A bit of informal route research today round the Wye Valley. I’d come here intending to ride through the recently opened (2021) Tidenham Tunnel, the vital link in the lovely five-mile Wye Valley Greenway.
I started with a sortie across the (old) Severn Bridge and back, over its dramatic 1.6km cyclable crossing (including the Aust Viaduct, main Severn span, Beachley Viaduct and then Wye Bridge).
It’s rather odd, cycling alongside a motorway. From a motorway services which has customer bike parking. Over a massive estuary and a major river.
Back in Chepstow I carried northwest past the racecourse and up into the hills so I could whizz down the lane of the Anghidi Valley, a very pleasant (and untrafficked) freewheel most of the way.

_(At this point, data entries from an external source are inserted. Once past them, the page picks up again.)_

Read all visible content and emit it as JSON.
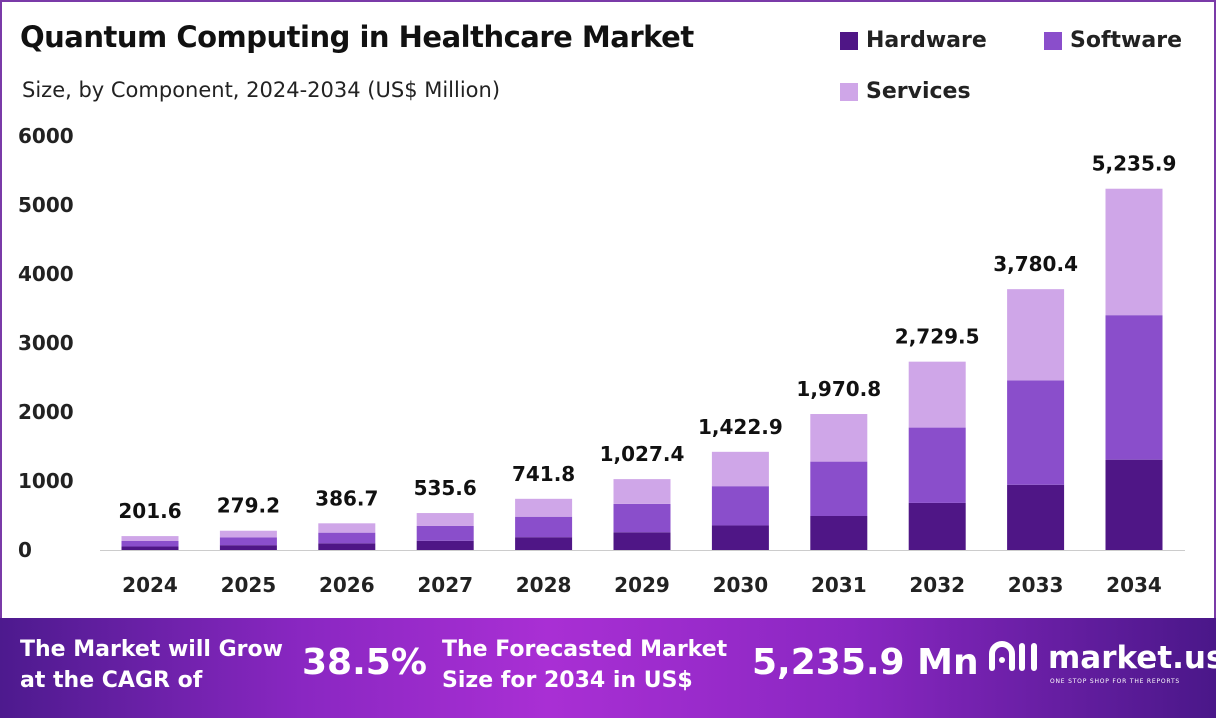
{
  "chart_data": {
    "type": "bar",
    "stacked": true,
    "title": "Quantum Computing in Healthcare Market",
    "subtitle": "Size, by Component, 2024-2034 (US$ Million)",
    "xlabel": "",
    "ylabel": "",
    "ylim": [
      0,
      6000
    ],
    "yticks": [
      "0",
      "1000",
      "2000",
      "3000",
      "4000",
      "5000",
      "6000"
    ],
    "grid": false,
    "legend_position": "top-right",
    "categories": [
      "2024",
      "2025",
      "2026",
      "2027",
      "2028",
      "2029",
      "2030",
      "2031",
      "2032",
      "2033",
      "2034"
    ],
    "series": [
      {
        "name": "Hardware",
        "color": "#4f1686",
        "values": [
          50.4,
          69.8,
          96.7,
          133.9,
          185.5,
          256.9,
          355.7,
          492.7,
          682.4,
          945.1,
          1309.0
        ]
      },
      {
        "name": "Software",
        "color": "#8a4ecb",
        "values": [
          80.6,
          111.7,
          154.7,
          214.2,
          296.7,
          411.0,
          569.2,
          788.3,
          1091.8,
          1512.2,
          2094.4
        ]
      },
      {
        "name": "Services",
        "color": "#cfa6e8",
        "values": [
          70.6,
          97.7,
          135.3,
          187.5,
          259.6,
          359.5,
          498.0,
          689.8,
          955.3,
          1323.1,
          1832.5
        ]
      }
    ],
    "totals": [
      201.6,
      279.2,
      386.7,
      535.6,
      741.8,
      1027.4,
      1422.9,
      1970.8,
      2729.5,
      3780.4,
      5235.9
    ],
    "total_labels": [
      "201.6",
      "279.2",
      "386.7",
      "535.6",
      "741.8",
      "1,027.4",
      "1,422.9",
      "1,970.8",
      "2,729.5",
      "3,780.4",
      "5,235.9"
    ]
  },
  "banner": {
    "cagr_text_line1": "The Market will Grow",
    "cagr_text_line2": "at the CAGR of",
    "cagr_value": "38.5%",
    "forecast_text_line1": "The Forecasted Market",
    "forecast_text_line2": "Size for 2034 in US$",
    "forecast_value": "5,235.9 Mn",
    "logo_name": "market.us",
    "logo_tagline": "ONE STOP SHOP FOR THE REPORTS"
  }
}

That got me to Tintern, and a bridge which is apparently famous from ‘Sex Education’, which is apparently a ‘TV series’ on ‘Netflix’, popular with the young people, I’m told.
I was more interested in looking at the magnificent Abbey ruins – not paying to go inside and see them any closer, obviously – and perusing the menu of the cafe, which was full of cyclists who were cycling further and faster than me.
However, I did cross that bridge – a former railway – to do the Wye Valley Greenway back to Chepstow. I knew from my diligent research (Googling the night before) that I’d have a problem. The Tunnel is closed from 31 Oct to 1 Apr because of bats, and I was a few days too early.
That meant leaving the Greenway for a three-mile detour up a very steep forest track, though it was hardly rougher than the unsurfaced railtrail of the Greenway hitherto.
I joined the main road to Chepstow but came off a side lane to scramble my way down to the southern bit of the railtrail – nicely tarmacked – that start from the (closed) south entrance of the Tunnel.
Anyway, I hope the bats are happy with their home. What’s the most important thing about finding a place to live if you’re a bat? Echolocation, echolocation, echolocation.
And I got back to Chepstow via the splendid old bridge over the Wye. I started my Welsh End to End here in 2020. Curiously, on the east side it says WELCOME TO ENGLAND, but on the west side, just MONMOUTH.
All in all, a very nice loop. But rather more fun when the Tunnel’s open.